Atiyah-MacDonald exercises 20-23 in chapter 4 develop a theory of primary decomposition for modules, in analogy with the theory developed in the chapter for rings. Exercise 20 begins with this definition:
Definition: Given a (commutative, unital) ring $A$ and an $A$-module $M$, and a submodule $N\subset M$, the radical of $N$ in $M$ is $$r_M(N) = \sqrt{\operatorname{Ann} M/N}$$
It then asks us to prove analogues to the formulas in exercise 1.13 for the radical of an ideal. Formula 1.13(v) is
$$\sqrt{\mathfrak{a}+\mathfrak{b}} = \sqrt{\sqrt{\mathfrak{a}}+\sqrt{\mathfrak{b}}}$$
This is true by taking radicals in the pair of inclusions $\mathfrak{a}+\mathfrak{b}\subset \sqrt{\mathfrak{a}}+\sqrt{\mathfrak{b}}$ and $\sqrt{\mathfrak{a}+\mathfrak{b}} \supset \sqrt{\mathfrak{a}}+\sqrt{\mathfrak{b}}$, the first of which is totally obvious and the second of which is because if $x^k\in\mathfrak{a}$ and $y^\ell\in\mathfrak{b}$ then $(x+y)^{k+\ell}\in\mathfrak{a}+\mathfrak{b}$.
It seems to me that the analogous formula in the module setting is
$$ \label{eq}\tag{1} r_M(N+N') = \sqrt{r_M(N)+r_M(N')} $$
While the inclusion $r_M(N+N') \supset r_M(N)+r_M(N')$ is true here for more or less the same reason as $\sqrt{\mathfrak{a}+\mathfrak{b}} \supset \sqrt{\mathfrak{a}}+\sqrt{\mathfrak{b}}$, and taking radicals gives $r_M(N+N')\supset \sqrt{r_M(N)+r_M(N')}$, the other inclusion has been confounding me and leading me to wonder if this is not the right generalization of formula 1.13(v). So, question:
Is this the right analogue of 1.13(v)? If so what's the proof of the inclusion $r_M(N+N') \subset \sqrt{r_M(N)+r_M(N')}$? If not, what's the right analogue?
Thoughts: if this is the right analogue, and the proof is also analogous, the desired inclusion should follow by taking radicals in the inclusion
$$\operatorname{Ann}\frac{M}{N+N'} \subset r_M(N)+r_M(N')$$
But I can't think of a reason for this. If $x\in A$ puts $M$ inside $N+N'$, to prove this statement I'd need to decompose it as something $y+y'$ where a power of $y$ puts $M$ inside $N$ and a power of $y'$ puts $M$ inside $N'$. How would I even start to seek such a decomposition?
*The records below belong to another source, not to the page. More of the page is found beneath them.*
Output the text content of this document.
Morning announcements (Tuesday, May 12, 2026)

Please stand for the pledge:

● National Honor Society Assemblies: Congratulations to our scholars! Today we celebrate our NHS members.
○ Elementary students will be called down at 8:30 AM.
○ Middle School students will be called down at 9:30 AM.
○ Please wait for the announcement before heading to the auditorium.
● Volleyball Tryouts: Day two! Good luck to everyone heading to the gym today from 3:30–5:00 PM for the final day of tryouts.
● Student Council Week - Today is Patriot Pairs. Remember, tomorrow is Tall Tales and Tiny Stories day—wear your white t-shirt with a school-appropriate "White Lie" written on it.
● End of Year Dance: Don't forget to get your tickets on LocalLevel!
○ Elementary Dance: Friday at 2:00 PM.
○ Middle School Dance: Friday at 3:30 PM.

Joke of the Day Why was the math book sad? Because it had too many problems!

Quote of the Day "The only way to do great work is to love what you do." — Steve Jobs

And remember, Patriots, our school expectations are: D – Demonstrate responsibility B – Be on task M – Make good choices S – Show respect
I don't think that your equation is true. Here is a different suggestion.
Let $M_1,M_2$ be finitely generated $A$-modules. Let $N_1$ (resp. $N_2$) be a submodule of $M_1$ (resp. $M_2$). Let $N$ denote the image of $N_1 \otimes M_2 \,\oplus\, M_1 \otimes N_2 \to M_1 \otimes M_2$. Hence, $(M_1 \otimes M_2)/N = M_1/N_1 \otimes M_2/N_2$. Using the Lemma below, it follows
$$\sqrt{\mathrm{Ann}((M_1 \otimes M_2)/N)} = \sqrt{\mathrm{Ann}(M_1/N_1 \otimes M_2/N_2)} = \sqrt{\mathrm{Ann}(M_1/N_1) + \mathrm{Ann}(M_2/N_2)}$$
i.e.
$$r_{M_1 \otimes M_2}(N) = \sqrt{r_{M_1}(N_1) + r_{M_2}(N_2)}.$$
Notice that for $M_1=M_2=A$ this gives back the case of ideals.
Proof: From Nakayama one deduces that $\mathrm{supp}(M_1 \otimes M_2) = \mathrm{supp}(M_1) \cap \mathrm{supp}(M_2)$. Using $\mathrm{supp}(M)=V(\mathrm{Ann}(M))$ for finitely generated $M$, it follows that $$V(\mathrm{Ann}(M_1 \otimes M_2)) = V(\mathrm{Ann}(M_1)+\mathrm{Ann}(M_2)),$$ hence the claim.
Added. I think that it is important to assume that $M_1,M_2$ are finitely generated. To illustrate this with another property, consider the property that the radical commutes with localization, $r_{M_f}(N_f)=r_M(N)_f$ for $f \in A$. You will run into difficulties when $M$ is not finitely generated. Perhaps a more natural definition of the radical is the following: $$r'_M(N) = \{x \in A : \forall m \in M \exists q \geq 0 (x^q m \in N)\} = \bigcap_{U \leq M \text{ f.g.}} r_{U}(N \cap U)$$ Then $r'$ commutes with localization.